Edouard Kayihura, author of Inside the Hotel Rwanda: The Surprising True Story.. and Why It Matters Today reflects on this year’s commemoration: “The Genocide against the Tutsi in Rwanda represents an historical occurrence beyond human comprehension. Survivors’ testimonies help us to remember and to make sense of how this tragedy happened. Their testimonies teach and serve as a moral lesson. Today, we are facing a growing number of people with indifference and lack of empathy who are trying to rewrite our history. Because of them, facts are changed, abbreviated, and conflated, like in the film “Hotel Rwanda,” or to an even more troubling degree, the BBC documentary, “Rwanda’s Untold Story.” Let our commemoration be designed specifically to keep the survivors’ voices heard truthfully and completely, and let death not silence the tales of the slaughtered innocents.”

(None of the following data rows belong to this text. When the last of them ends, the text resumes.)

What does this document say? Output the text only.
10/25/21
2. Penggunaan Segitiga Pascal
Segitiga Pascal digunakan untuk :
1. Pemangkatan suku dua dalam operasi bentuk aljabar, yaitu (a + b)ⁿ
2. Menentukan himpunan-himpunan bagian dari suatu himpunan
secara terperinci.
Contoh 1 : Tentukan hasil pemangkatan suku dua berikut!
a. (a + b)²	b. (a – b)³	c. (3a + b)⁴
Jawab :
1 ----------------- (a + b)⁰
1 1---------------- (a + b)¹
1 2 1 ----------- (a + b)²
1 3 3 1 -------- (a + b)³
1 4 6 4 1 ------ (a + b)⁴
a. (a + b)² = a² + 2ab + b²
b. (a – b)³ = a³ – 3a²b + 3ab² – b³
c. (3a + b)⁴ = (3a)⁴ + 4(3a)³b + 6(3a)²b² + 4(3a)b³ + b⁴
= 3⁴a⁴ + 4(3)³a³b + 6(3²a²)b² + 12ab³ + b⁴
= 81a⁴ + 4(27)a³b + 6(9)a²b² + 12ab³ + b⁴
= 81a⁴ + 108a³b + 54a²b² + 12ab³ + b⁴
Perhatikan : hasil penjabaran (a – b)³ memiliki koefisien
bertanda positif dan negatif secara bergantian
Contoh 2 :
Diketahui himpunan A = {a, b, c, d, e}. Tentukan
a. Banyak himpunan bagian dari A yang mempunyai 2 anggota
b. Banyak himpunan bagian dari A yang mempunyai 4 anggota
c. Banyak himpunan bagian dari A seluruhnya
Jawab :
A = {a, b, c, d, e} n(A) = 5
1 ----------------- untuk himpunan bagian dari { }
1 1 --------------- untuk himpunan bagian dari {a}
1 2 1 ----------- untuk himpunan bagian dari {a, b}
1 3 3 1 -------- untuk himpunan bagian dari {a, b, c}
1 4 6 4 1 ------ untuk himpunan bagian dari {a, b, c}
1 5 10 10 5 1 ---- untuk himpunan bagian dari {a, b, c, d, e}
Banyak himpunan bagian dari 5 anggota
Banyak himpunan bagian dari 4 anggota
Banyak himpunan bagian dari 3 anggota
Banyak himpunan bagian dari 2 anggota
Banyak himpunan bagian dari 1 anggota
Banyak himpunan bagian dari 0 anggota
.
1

The struggle against forgetting must not remain confined to Rwanda alone since genocide is universal in its essence. Members of the Rwandan diaspora also continue to seek places of memory through building memorial sites and stones that contribute to teaching tolerance to young generations, promote respect for life and human rights and support the fight against forgetting, denial and trivialization of the genocide. In solidarity with European nations such as Belgium, the United Kingdom, and many other countries, erecting and maintaining these memorial sites and monuments embody a form of resistance to the extermination utopia. The presence of such monuments in France is of particularly strong symbolic dimensions since France has often been the breeding ground for genocide denial speeches that impair the memory of the victims.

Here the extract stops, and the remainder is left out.